There may be room for a legitimate consciousness raising in general, for majorities to recognize that some people they consider to obviously be community insiders consider themselves to be outsiders, and for people in a position of power to recognize that what are intended to be obviously throwaway remarks and not authoritative statements, are less likely to be such. I needed to adjust in listening to this woman and recognize that she saw herself as an outsider to the Wheaton community, because while she communicated very effectively how marginalized she considered herself to be, I regarded her as an insider before she opened her mouth, or rather more an insider to the Wheaton community than I was, because she was an active student, under the Community Covenant, not to mention wearing the full regalia of Wheaton's Gospel Choir, and I was only an alumnus coming in to visit. Admittedly this was a visit where I was entirely welcome and alumni had been explicitly invited to participate, but still, I was visiting. (Other people are welcome to disagree with this perspective.) This did not change when she opened her mouth and I heard the speech of someone who speaks two or more languages well, and communicates quite powerfully in English.

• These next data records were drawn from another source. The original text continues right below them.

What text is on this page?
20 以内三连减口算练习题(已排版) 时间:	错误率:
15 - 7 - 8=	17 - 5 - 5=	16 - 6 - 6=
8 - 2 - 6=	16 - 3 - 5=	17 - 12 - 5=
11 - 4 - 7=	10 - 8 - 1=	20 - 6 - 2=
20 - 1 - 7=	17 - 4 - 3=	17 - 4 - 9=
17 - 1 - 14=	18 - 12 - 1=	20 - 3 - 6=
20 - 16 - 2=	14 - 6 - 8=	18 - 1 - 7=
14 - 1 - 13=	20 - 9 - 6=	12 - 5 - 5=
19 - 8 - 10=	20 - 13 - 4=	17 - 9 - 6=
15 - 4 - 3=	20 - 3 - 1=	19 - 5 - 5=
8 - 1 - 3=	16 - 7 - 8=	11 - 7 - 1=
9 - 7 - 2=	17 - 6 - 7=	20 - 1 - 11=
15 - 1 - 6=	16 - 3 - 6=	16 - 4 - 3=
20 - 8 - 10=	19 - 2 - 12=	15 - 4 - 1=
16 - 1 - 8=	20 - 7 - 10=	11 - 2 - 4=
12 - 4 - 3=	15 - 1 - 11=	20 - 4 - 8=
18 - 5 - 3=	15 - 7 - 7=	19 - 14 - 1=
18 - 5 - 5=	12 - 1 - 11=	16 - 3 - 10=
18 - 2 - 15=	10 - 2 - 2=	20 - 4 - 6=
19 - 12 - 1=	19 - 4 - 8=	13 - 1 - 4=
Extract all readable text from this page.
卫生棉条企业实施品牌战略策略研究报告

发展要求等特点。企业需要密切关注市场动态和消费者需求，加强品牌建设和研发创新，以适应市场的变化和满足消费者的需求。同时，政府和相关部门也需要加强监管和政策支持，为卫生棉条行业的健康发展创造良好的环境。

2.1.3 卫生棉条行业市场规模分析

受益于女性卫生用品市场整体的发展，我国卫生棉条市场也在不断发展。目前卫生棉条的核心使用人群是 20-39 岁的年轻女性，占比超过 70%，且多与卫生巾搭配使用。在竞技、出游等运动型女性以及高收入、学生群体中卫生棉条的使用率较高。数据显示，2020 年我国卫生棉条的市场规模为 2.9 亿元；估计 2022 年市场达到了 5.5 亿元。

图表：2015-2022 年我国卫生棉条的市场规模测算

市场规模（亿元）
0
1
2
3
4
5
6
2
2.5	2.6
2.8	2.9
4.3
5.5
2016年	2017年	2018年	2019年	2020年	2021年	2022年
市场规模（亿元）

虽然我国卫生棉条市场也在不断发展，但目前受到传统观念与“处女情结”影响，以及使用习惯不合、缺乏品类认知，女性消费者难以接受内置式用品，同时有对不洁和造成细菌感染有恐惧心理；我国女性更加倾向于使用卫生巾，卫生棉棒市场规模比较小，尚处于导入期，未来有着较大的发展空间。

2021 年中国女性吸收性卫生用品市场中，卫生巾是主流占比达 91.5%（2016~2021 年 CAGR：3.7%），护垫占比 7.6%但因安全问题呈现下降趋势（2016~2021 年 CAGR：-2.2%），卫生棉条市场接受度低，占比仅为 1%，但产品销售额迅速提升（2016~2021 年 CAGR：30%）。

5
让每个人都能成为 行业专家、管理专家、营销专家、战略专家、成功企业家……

Microaggressions, and for that part larger-scale aggressions exist, but seeing things in terms of frequent microaggressions is a path to hurt and alienation.

Microkindnesses

I would like to mention two moments that I have been thanked for and been caught completely off guard, having barely registered in my mind as something I had done.

The first was to wander up to a young woman, give my name and shook her hand, and then wandered off; I believe the interaction lasted something like fifteen seconds. The other was with a young woman who had suffered the creepiest tale of sexual violence I've heard yet, and I deliberately related to her distantly, but told her very briefly, "I'm praying for you."

In both cases the women came to me afterwards and gave what was clearly a five minute thank-you they had thought out. In the first case, I was the one other person of several people standing around nearby, and what had registered was that I had just acknowledged her as human, and that was something no one else had done; everybody else had treated her like furniture. In the other woman's case, I cannot repeat details beyond saying that she was very appreciative of a gesture I would offer to almost everybody, even people who were hurting me. And in both cases it took me a minute to remember what it was that had been so striking.

Perhaps instead of, or perhaps in addition to, looking to avoid microaggressions, we should keep our eyes open to do at least just a little more microkindnesses, like acknowledging another person as human. I thought of my interaction with the first woman to be socially shallow, but I gave her my name, asked her name, and gave her the salute of a handshake, all three of which recognized her as human. The woman was right that this was in fact not a socially shallow interaction, and I had, in fact, given her something no one else of over a dozen people had offered.

In another setting at church, I had begun to offer my arm for stabilization for a white-haired senior as he stepped down for receiving communion. I had been wondering if he thought of it as unnecessary (and he could well enough have gotten by without my help). This self-questioning ended when he thanked me for something that was "so respectful." What seemed like a very minor offering to me, and dubiously necessary to me, was to him neither a minor offering nor needless.

Let's opt for microkindnesses, whether or not we think we are touching anyone's life at all!